A nubile, she was to be married a week hence to her lover
Who would aptly adore her, such an exquisite flower;
But instead of him she was force-loved by the inhuman brute
Virtually killing her up to the root.
This happened in 1973 since when she remained
Brain-injured, blind, deaf and mute
Inert and steel
Until fifteenth year after the new millennium;
All appeals for Euthanasia
Were rejected by the court without consideration minimum
Rejoicing the sanctity of the Dry Law like ambrosia;
She remained in the same hospital
Without a taste and sense of life in a state vegetal
A cynosure to all her patients and colleagues regular.

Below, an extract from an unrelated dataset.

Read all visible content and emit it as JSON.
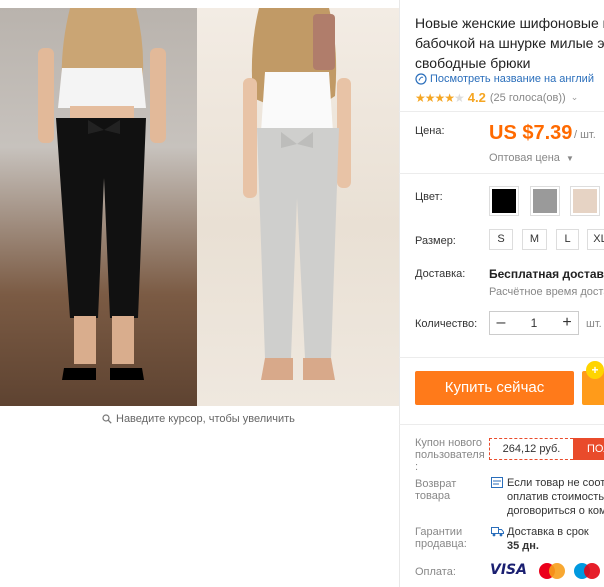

Brain injury must have reduced her suffering utmost
But the very joy of life having been lost
It was immaterial how long she lived
In a life like death though survived
Receiving utmost cruelty in return
For her love and sympathy for patients
From a rare rudimentary devilish fiend.
His punishment was not at all to his crime commensurate
But punishment would not reduce the evil in man and its threat.
Evil is a worm lives in man inflicts injury and suffering
Its shape, volume and power in each human
In degrees differing
Corrodes the progress of its owner
Brings havoc in the life of the others
It gets the most vibrant support from the dirtiest shelters.